- The Washington Times - Saturday, February 8, 2003

The Washington Redskins and defensive tackle Daryl Gardener agreed yesterday on most points in a six-year contract with a $5million signing bonus, NFL sources said, but agent Neil Schwartz left town late last night without a deal completed.

The sticking point was the total compensation for the first three years for Gardener, the best of 10 Redskins headed for unrestricted free agency.

Gardeners expectations were loosely based around the contract he lost when the Miami Dolphins cut him last summer. He had been set to receive more than $15million from 2003 to 2005, and he hoped to recoup that money in this deal.

The Redskins, led in talks by owner Dan Snyder, and Schwartz hoped an agreement would be struck during a meeting last night, but it was not despite significant progress earlier in the day. Talks will continue with a deal possible in coming days.

"If I have to come back tomorrow, I will," Schwartz said before getting on a plane last night.

Of concern for both sides was Gardeners back and how it affects his value. Gardener, who will turn 30 later this month, had back surgery in 2000 and 2001 as a Dolphin and endured back spasms before and in the early part of last season as a Redskin.

After being cut by Miami, Gardener signed with Washington for $775,000, which included a $250,000 signing bonus. His market value had dropped because of questions about his back and level of commitment.

Those questions appeared to be answered in 2002, when Gardener was a disruptive force on the interior line and impressive with his work ethic and attitude.

Despite missing much of the preseason and a Sept.16 game against Philadelphia with back spasms, Gardener led Redskins linemen with 71 tackles. He also had four sacks and four passes defensed. And his biggest impact was penetrating the line and creating plays for teammates.

The Redskins and Gardener were considering several ways to protect the club from a setback to his back. In addition to using some type of incentive for staying healthy, it appeared likely that at least one other measure would be included in the final deal.

The first idea was to have Gardener receive a "split" salary if his back flared up. A traditional split is less than the minimum base salary and is paid instead of a players scheduled salary when he goes on injured reserve.

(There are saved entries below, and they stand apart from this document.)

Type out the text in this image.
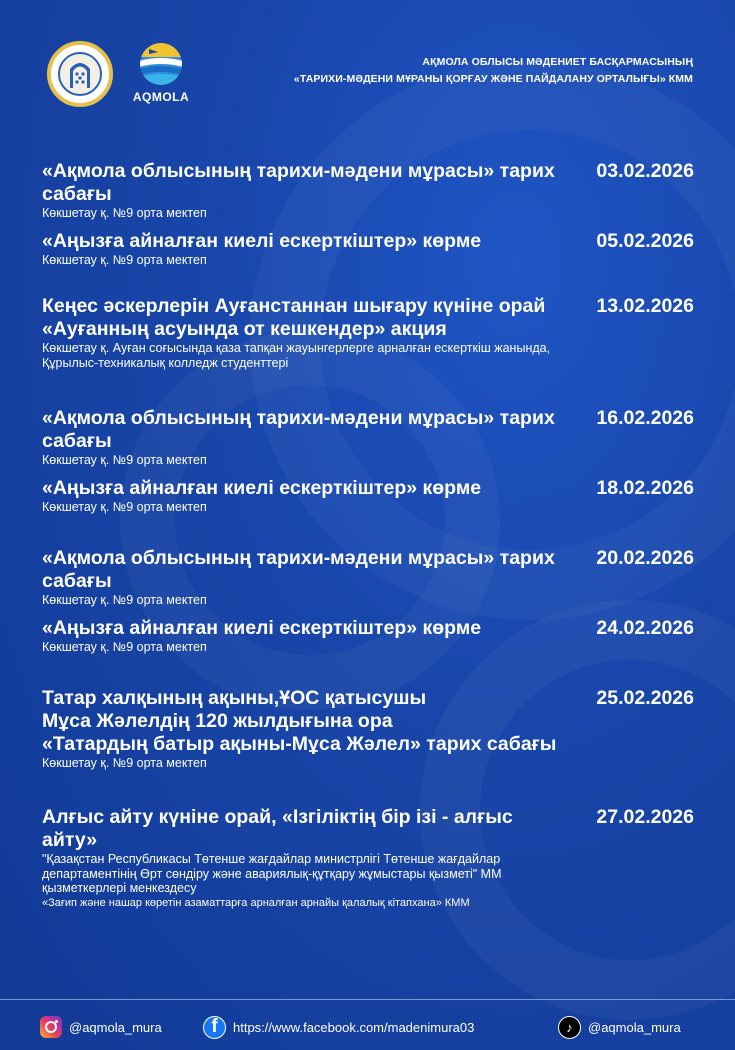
AQMOLA
АҚМОЛА ОБЛЫСЫ МӘДЕНИЕТ БАСҚАРМАСЫНЫҢ
«ТАРИХИ-МӘДЕНИ МҰРАНЫ ҚОРҒАУ ЖӘНЕ ПАЙДАЛАНУ ОРТАЛЫҒЫ» КММ
«Ақмола облысының тарихи-мәдени мұрасы» тарих сабағы
Көкшетау қ. №9 орта мектеп
03.02.2026
«Аңызға айналған киелі ескерткіштер» көрме
Көкшетау қ. №9 орта мектеп
05.02.2026
Кеңес әскерлерін Ауғанстаннан шығару күніне орай
«Ауғанның асуында от кешкендер» акция
Көкшетау қ. Ауған соғысында қаза тапқан жауынгерлерге арналған ескерткіш жанында, Құрылыс-техникалық колледж студенттері
13.02.2026
«Ақмола облысының тарихи-мәдени мұрасы» тарих сабағы
Көкшетау қ. №9 орта мектеп
16.02.2026
«Аңызға айналған киелі ескерткіштер» көрме
Көкшетау қ. №9 орта мектеп
18.02.2026
«Ақмола облысының тарихи-мәдени мұрасы» тарих сабағы
Көкшетау қ. №9 орта мектеп
20.02.2026
«Аңызға айналған киелі ескерткіштер» көрме
Көкшетау қ. №9 орта мектеп
24.02.2026
Татар халқының ақыны,ҰОС қатысушы
Мұса Жәлелдің 120 жылдығына ора
«Татардың батыр ақыны-Мұса Жәлел» тарих сабағы
Көкшетау қ. №9 орта мектеп
25.02.2026
Алғыс айту күніне орай, «Ізгіліктің бір ізі - алғыс айту»
"Қазақстан Республикасы Төтенше жағдайлар министрлігі Төтенше жағдайлар департаментінің Өрт сөндіру және авариялық-құтқару жұмыстары қызметі" ММ қызметкерлері менкездесу
«Зағип және нашар көретін азаматтарға арналған арнайы қалалық кітапхана» КММ
27.02.2026
@aqmola_mura	f	https://www.facebook.com/madenimura03	♪	@aqmola_mura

It often is negotiated into contracts of injury-prone players or young players without much bargaining power.

In Gardeners case, there could be a traditional split, but the sides were considering an additional split that would drop his salary to the minimum for each game he missed because of a back injury. That unique arrangement would have more impact in later years because the first year of a long-term deal usually pays around the minimum anyway.

Another idea was to have some sort of insurance. A fairly common scenario would be for Gardener to purchase a disability policy with the Redskins as the beneficiary. In such an instance, the club would be paid a prorated portion of his signing bonus for each game he missed because of back injury. Donovan McNabbs recent blockbuster deal with the Philadelphia Eagles included such a clause.

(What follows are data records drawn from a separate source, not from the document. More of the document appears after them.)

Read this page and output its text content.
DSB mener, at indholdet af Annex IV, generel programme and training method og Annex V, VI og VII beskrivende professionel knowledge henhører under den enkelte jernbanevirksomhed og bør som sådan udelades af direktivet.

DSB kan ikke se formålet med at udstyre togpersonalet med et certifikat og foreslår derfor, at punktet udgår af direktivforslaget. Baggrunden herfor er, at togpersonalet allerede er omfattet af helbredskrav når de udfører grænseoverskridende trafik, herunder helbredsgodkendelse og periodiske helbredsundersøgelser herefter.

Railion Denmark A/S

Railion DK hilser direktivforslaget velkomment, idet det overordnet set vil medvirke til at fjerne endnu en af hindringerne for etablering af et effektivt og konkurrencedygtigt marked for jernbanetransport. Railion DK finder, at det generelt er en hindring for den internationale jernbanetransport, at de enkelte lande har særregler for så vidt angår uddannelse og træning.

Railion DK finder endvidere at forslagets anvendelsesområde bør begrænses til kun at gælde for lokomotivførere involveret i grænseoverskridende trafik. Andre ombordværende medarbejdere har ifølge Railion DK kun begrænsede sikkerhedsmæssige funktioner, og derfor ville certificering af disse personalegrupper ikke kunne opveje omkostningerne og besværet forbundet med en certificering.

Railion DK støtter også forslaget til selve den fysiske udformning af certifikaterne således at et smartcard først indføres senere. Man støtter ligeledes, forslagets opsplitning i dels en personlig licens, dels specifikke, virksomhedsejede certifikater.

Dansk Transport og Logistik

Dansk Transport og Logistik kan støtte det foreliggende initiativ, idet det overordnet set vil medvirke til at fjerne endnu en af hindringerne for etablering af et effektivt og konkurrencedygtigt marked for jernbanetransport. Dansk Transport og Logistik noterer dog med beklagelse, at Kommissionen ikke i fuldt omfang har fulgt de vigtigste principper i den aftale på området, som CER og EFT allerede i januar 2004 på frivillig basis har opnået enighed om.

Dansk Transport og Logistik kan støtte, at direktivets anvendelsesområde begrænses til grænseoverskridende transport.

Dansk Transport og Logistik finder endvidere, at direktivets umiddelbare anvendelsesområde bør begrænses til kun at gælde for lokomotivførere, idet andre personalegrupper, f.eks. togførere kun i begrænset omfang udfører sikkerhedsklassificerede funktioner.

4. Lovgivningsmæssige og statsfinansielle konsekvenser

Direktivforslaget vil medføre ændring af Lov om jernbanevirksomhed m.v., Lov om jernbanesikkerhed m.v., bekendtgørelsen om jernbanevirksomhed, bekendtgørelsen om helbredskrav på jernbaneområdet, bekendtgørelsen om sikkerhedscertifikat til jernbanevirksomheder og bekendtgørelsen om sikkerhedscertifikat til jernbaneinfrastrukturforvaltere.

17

Talks to re-sign Gardener resumed Thursday after being stalled for several weeks. He returned to town Wednesday from his offseason home in Miami and expressed disappointment that he still wasnt signed.

Although Gardener now appears likely to remain with the Redskins, he has spoken in recent weeks of "options." He regards Cincinnati, where former Redskins defensive coordinator Marvin Lewis now is coach, and Dallas, where Bill Parcells returned to the NFL, as choice destinations if a deal fails in Washington.

Fellow defensive lineman Carl Powell appears to be Washingtons next priority after Gardener. Generating the salary cap room for those moves and others is the coming release of running back Stephen Davis, which will save $5.2million of space and position Washington several million dollars below the $75million limit.